The method is pretty straight-forward:

  1. Scenario planning begins by identifying the focal issue or decision (...) So we begin the process by agreeing on the issue that we want to address
  2. we next attempt to identify the primary "driving forces" at work in the present. These fall roughly into four categories: Social dynamics , Economic issues, Political issues, Technological issues
  3. After we identify the predetermined elements from the list of driving forces, we should be left with a number of uncertainties. We then sort these to make sure they are critical uncertainties. (...) If we can simplify our entire list of related uncertainties into two orthogonal axes, then we can define a matrix (two axes crossing) that allows us to define four very different, but plausible, quadrants of uncertainty. Each of these far corners is, in essence, a logical future that we can explore.
  4. We return to the list of driving forces that we generated earlier; these dynamics become "characters" in the stories that we develop. (...) we recognize that the "real" future will not be any of the four scenarios, but that it will contain elements of all of our scenarios.

Futurology

Michael Rogers a MSNBC columnist yesterday described his thoughts after the World Future Society’s annual meeting in Toronto dealing with foresights and futurology. Here are some excerpts I found interesting:

Some presentations were quite speculative: one fellow describes neural implants that would rewire our brains to let us perceive things like a fourth primary color. (“Why would we want to do that?” one audience member wanted to know. The speaker explained: “Because it would be interesting.”)

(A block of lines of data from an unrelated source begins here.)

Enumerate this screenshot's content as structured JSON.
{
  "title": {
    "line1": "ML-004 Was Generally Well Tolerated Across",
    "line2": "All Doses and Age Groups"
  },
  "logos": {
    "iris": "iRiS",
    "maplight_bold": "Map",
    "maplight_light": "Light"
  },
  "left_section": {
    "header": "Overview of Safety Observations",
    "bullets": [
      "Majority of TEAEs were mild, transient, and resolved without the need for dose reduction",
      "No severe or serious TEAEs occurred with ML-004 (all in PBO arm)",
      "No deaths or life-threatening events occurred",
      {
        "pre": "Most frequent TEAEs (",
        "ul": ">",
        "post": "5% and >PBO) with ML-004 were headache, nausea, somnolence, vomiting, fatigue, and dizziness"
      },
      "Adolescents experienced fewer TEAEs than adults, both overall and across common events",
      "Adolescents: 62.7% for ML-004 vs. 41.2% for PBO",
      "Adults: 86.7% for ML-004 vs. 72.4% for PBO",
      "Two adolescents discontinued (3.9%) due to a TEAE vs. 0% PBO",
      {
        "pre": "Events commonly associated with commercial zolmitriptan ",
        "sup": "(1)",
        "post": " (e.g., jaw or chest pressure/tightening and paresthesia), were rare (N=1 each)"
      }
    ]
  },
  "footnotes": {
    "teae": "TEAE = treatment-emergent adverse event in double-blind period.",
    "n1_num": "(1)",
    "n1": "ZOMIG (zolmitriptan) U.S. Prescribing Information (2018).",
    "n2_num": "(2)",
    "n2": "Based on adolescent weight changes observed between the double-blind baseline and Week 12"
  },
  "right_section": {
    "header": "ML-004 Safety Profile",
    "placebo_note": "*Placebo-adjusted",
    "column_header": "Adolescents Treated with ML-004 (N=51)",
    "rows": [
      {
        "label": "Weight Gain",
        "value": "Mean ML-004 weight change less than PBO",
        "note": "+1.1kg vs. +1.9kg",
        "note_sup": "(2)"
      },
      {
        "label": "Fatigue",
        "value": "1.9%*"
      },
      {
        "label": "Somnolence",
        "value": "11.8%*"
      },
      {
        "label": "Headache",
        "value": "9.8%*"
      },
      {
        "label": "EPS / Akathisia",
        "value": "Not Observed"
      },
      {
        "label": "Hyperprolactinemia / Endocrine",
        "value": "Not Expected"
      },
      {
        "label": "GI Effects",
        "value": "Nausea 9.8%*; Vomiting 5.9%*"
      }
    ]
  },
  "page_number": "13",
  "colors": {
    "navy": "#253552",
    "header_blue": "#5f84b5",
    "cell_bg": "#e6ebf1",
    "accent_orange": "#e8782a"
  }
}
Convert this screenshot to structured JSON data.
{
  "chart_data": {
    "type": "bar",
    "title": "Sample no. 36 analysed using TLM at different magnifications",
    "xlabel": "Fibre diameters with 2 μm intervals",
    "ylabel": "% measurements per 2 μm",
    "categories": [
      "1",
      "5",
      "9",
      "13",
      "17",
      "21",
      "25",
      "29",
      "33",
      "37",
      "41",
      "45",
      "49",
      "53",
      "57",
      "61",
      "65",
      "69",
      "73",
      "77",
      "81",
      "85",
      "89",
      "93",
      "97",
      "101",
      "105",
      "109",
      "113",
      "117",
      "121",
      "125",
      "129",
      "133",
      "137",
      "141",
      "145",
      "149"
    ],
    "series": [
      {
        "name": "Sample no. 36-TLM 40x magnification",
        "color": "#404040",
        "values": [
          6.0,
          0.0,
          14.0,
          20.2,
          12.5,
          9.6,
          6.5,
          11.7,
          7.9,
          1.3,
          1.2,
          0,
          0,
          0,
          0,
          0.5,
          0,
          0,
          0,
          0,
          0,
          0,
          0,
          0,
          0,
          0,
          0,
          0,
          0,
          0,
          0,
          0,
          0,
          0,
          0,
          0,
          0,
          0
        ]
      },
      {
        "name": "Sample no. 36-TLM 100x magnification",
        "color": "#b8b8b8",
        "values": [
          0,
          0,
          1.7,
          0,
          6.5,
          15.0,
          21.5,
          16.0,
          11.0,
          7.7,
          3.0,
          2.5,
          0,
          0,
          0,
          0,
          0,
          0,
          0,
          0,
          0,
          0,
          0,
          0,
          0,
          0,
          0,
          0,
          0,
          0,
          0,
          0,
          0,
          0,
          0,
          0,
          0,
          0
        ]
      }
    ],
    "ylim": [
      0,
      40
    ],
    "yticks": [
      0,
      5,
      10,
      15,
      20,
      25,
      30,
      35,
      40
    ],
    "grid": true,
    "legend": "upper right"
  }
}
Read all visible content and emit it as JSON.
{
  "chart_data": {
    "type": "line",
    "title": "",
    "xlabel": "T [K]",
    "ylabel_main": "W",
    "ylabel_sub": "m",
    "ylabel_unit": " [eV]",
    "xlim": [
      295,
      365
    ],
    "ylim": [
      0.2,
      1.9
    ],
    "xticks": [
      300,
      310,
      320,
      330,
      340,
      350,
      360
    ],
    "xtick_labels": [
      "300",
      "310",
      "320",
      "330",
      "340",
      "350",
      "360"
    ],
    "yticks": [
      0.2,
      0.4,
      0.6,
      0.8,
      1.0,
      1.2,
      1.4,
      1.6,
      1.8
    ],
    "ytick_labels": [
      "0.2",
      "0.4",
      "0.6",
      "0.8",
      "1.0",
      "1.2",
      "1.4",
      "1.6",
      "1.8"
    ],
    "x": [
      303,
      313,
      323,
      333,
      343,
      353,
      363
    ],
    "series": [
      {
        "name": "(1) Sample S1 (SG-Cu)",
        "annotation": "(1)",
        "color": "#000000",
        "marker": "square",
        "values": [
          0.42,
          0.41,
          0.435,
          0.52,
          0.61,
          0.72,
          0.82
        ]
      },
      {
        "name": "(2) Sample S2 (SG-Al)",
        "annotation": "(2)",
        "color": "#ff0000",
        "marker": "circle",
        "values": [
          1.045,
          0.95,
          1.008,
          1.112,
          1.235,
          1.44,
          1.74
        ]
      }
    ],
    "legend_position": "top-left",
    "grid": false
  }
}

Other presentations were serious looks at corporate future-gazing by companies such as Johnson & Johnson, Philips and BASF. It’s clear that European firms tend to be more interested in futurism — which they often call foresight analysis — than are Americans. (...) There was, however, relatively little focus on more negative aspects of human behavior, beyond a few sessions on the future of law enforcement and terror prevention. On balance, the futurists seemed to be an optimistic bunch, which may be self-selecting. If you’re going to spend your career thinking about the future, you might as well feel good about it. (...) in the end, making lots of accurate predictions isn’t necessarily the job of the futurist. It’s more the act of stimulating creative thought about the future that, in turn, influences how we act today. At the Toronto conference, veteran futurist Joseph Coates put it this way: “Being right or wrong isn’t so much the point as being useful. The ultimate purpose is to change people’s minds.”